PRZEPIS NA ZABIELANĄ ZUPĘ RYBNĄ Z DOMU NAD WIERZBAMI
PYZUCHY BASI
Jej kuchnia słynie na całą okolicę. Zresztą nie tylko z ryb. – Jakie robi pierogi! – zachwycają się goście. Na słodko z owocami lub wytrawne z białą kaszą gryczaną, serem i miętą albo ze świeżymi grzybami. Z brzegiem tak misternie zaplecionym, że nie do podrobienia, choć wielu próbowało. Nauczyła się tego od mamy jeszcze w dzieciństwie. Tak jak przyrządzania pysznej zalewajki na zakwasie i z grzybami. Kiedy mama była w pracy, Basia często ją dla niej gotowała.
Regionalne specjały
Lubi szperać w przepisach kuchni regionalnej Białych Kurpi. Czasem znajduje dziwne smaki, jak fafernuchy – ciasteczka z miodem i pieprzem albo pyzuchy – podobne do kartaczy, nadziewane słodkim twarogiem i polane skwarkami. Niektóre z nich zmienia. – Skwarki do słodkiego?! Robię pyzuchy po swojemu, na słono z kozim serem.
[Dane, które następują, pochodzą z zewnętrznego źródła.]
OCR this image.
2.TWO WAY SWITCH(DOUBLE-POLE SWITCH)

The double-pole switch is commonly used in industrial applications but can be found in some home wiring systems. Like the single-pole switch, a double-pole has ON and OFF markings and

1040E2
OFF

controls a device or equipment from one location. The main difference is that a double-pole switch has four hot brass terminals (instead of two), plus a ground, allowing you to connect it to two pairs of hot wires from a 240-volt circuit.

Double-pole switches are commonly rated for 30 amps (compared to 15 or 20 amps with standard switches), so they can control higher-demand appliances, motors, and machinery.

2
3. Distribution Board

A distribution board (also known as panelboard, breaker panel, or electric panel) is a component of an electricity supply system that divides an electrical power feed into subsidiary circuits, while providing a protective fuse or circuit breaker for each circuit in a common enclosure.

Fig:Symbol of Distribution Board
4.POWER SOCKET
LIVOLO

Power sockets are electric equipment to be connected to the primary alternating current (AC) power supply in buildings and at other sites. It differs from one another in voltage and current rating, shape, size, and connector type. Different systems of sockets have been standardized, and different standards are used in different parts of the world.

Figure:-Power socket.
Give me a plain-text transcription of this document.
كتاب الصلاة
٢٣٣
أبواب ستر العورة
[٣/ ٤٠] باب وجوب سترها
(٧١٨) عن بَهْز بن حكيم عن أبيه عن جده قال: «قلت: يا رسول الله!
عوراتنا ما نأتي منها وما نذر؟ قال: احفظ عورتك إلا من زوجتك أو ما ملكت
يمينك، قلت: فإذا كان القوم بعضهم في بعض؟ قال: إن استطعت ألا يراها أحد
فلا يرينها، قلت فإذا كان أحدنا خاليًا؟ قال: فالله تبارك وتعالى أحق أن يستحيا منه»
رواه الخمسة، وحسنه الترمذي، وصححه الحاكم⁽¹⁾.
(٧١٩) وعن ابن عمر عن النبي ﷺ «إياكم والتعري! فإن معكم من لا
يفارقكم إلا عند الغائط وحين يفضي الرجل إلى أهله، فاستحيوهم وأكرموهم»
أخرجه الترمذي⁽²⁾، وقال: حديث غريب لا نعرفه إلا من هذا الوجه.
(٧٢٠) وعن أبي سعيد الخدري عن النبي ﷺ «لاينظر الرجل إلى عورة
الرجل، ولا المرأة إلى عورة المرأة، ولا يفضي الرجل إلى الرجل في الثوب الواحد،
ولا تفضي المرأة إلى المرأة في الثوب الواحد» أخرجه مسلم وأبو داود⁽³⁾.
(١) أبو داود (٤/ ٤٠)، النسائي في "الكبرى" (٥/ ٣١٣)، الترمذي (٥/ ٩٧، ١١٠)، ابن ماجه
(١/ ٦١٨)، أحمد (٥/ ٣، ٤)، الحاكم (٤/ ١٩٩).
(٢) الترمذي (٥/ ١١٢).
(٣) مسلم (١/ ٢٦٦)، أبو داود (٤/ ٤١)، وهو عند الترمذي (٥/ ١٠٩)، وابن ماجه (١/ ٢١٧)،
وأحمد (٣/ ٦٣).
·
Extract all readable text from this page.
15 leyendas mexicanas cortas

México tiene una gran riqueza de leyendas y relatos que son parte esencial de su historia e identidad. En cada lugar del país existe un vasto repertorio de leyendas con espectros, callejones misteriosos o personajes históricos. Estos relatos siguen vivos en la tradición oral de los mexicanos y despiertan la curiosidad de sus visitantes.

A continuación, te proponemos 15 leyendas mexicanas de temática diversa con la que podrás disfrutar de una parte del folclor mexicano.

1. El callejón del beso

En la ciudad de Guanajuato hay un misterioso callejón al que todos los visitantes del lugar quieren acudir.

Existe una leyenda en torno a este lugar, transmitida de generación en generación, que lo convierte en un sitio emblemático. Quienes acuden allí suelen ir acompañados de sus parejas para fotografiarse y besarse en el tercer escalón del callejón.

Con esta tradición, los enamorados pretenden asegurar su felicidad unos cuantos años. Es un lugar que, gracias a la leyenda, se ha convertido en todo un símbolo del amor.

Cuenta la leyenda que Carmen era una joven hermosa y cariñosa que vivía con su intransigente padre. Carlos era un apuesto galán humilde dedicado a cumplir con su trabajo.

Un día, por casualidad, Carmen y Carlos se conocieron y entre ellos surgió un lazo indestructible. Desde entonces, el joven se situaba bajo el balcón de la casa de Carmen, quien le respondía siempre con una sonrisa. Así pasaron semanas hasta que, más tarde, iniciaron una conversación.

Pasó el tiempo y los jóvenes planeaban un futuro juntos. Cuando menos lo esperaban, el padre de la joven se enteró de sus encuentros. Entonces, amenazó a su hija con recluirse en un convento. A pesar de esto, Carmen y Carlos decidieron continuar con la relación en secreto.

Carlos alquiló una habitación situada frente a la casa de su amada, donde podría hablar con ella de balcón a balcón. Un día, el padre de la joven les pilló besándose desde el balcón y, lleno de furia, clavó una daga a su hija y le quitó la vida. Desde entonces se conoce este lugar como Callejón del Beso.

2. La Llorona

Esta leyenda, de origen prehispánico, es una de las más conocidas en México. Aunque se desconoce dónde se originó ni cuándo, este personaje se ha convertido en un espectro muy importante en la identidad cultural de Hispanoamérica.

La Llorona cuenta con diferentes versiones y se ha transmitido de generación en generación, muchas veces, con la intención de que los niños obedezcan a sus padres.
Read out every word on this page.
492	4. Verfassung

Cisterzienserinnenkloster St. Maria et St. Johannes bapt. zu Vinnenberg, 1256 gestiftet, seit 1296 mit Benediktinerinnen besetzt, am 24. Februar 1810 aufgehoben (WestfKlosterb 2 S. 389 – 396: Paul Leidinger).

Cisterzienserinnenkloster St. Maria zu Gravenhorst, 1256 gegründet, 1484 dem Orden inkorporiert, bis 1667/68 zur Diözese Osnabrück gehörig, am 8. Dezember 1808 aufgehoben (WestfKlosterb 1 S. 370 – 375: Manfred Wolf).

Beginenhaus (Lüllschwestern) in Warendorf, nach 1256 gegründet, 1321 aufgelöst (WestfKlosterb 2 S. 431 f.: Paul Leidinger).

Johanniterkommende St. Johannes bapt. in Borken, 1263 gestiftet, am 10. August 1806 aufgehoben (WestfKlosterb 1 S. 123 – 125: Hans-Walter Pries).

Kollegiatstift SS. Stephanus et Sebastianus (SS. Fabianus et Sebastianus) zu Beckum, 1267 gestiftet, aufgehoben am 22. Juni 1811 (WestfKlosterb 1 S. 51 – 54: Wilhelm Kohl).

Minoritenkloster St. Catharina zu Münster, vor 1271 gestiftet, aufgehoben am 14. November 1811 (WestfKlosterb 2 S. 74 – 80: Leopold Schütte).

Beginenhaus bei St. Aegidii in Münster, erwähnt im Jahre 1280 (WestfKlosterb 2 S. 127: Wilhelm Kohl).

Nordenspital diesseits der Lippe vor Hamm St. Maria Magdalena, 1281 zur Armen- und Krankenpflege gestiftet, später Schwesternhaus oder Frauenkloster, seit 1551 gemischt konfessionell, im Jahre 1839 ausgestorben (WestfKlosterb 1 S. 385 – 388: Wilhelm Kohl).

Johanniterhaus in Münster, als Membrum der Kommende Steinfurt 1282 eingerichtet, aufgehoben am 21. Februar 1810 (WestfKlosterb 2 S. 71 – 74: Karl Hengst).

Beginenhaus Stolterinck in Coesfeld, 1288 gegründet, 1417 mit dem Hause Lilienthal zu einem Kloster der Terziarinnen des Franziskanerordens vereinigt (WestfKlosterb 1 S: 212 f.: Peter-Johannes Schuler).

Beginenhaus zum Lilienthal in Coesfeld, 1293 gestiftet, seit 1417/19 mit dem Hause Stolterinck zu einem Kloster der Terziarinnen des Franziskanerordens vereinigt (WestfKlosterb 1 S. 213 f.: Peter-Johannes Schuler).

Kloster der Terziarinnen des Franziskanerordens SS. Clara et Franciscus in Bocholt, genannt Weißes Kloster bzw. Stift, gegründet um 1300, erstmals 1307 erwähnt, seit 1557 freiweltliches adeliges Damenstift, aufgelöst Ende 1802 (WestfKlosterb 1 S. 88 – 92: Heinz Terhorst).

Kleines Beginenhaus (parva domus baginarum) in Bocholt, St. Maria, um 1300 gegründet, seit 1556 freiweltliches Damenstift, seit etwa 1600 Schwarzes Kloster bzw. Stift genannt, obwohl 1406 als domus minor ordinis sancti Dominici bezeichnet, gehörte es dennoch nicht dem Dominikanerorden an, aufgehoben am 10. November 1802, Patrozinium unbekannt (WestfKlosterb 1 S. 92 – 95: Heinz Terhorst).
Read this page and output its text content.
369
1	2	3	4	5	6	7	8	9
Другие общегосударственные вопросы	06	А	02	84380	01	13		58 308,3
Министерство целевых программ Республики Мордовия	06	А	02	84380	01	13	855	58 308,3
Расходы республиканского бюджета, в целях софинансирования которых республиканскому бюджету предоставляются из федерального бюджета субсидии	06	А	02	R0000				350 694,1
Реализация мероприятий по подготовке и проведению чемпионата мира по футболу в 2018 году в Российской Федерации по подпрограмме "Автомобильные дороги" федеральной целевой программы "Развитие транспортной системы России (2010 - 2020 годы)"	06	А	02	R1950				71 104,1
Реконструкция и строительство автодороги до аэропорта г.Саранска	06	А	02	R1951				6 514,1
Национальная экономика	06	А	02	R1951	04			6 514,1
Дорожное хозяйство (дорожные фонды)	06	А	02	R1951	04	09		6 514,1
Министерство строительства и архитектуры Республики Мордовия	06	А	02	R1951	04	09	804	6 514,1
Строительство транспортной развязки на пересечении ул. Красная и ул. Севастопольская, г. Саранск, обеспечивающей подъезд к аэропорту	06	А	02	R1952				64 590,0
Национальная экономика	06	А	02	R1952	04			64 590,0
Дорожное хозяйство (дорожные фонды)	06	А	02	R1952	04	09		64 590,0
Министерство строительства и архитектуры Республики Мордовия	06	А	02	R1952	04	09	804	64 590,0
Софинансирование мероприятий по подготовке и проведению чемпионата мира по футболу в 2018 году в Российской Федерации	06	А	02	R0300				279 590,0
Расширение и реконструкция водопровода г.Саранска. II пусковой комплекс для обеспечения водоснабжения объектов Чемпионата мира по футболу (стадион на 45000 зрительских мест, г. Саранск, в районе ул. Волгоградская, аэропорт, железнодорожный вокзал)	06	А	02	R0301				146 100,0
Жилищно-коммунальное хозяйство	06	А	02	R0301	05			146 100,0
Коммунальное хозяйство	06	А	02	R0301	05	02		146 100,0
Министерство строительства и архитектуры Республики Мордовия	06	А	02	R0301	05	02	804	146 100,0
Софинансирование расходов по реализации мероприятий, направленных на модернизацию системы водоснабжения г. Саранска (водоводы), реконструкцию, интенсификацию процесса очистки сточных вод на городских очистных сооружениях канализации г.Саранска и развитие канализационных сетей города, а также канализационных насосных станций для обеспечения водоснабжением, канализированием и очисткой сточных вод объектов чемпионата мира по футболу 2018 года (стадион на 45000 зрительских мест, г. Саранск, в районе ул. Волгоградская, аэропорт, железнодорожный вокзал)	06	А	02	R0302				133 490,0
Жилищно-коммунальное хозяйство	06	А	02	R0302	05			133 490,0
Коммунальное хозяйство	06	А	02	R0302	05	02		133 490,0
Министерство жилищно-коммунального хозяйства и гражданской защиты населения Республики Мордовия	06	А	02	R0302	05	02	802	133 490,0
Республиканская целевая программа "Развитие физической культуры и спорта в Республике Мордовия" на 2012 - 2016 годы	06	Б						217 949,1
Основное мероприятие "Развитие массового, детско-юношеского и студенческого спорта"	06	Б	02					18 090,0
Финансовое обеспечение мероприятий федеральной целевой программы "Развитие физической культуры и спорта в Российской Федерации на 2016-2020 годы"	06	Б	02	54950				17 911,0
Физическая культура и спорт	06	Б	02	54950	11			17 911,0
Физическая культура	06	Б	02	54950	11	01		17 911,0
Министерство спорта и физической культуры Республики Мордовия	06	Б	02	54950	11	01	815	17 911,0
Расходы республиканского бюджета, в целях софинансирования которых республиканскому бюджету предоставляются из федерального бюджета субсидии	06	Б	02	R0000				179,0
Ale tak naprawdę wizytówką tego domu jest wino głogowe – mówi Basia i znika w spiżarni, by napełnić karafkę. – Owoce zbiera się dopiero po pierwszych przymrozkach, wtedy są najsłodsze. Płynie się po nie łodzią, bo najwięcej głogu rośnie na wyspach wśród rozlewisk Bugu. Trzeba się spieszyć, ptaki też je bardzo lubią.
Gotowanie i sztuka idą w parze
Zanim Basia, z zawodu dziennikarka, została rolniczką i zajęła się ekoturystyką, organizowała tu z mężem międzynarodowe plenery malarskie dla artystów z całego świata. Stąd tyle obrazów w całym domu. – Sztuka i gotowanie mają wiele wspólnego. To tak samo twórcza praca, tylko że zamiast kolorów miesza się smaki. Potrafię przewidzieć, jaki będzie efekt, kiedy połączę różne składniki czy zioła. Sądząc po zachwytach gości, jeszcze się nie pomyliła.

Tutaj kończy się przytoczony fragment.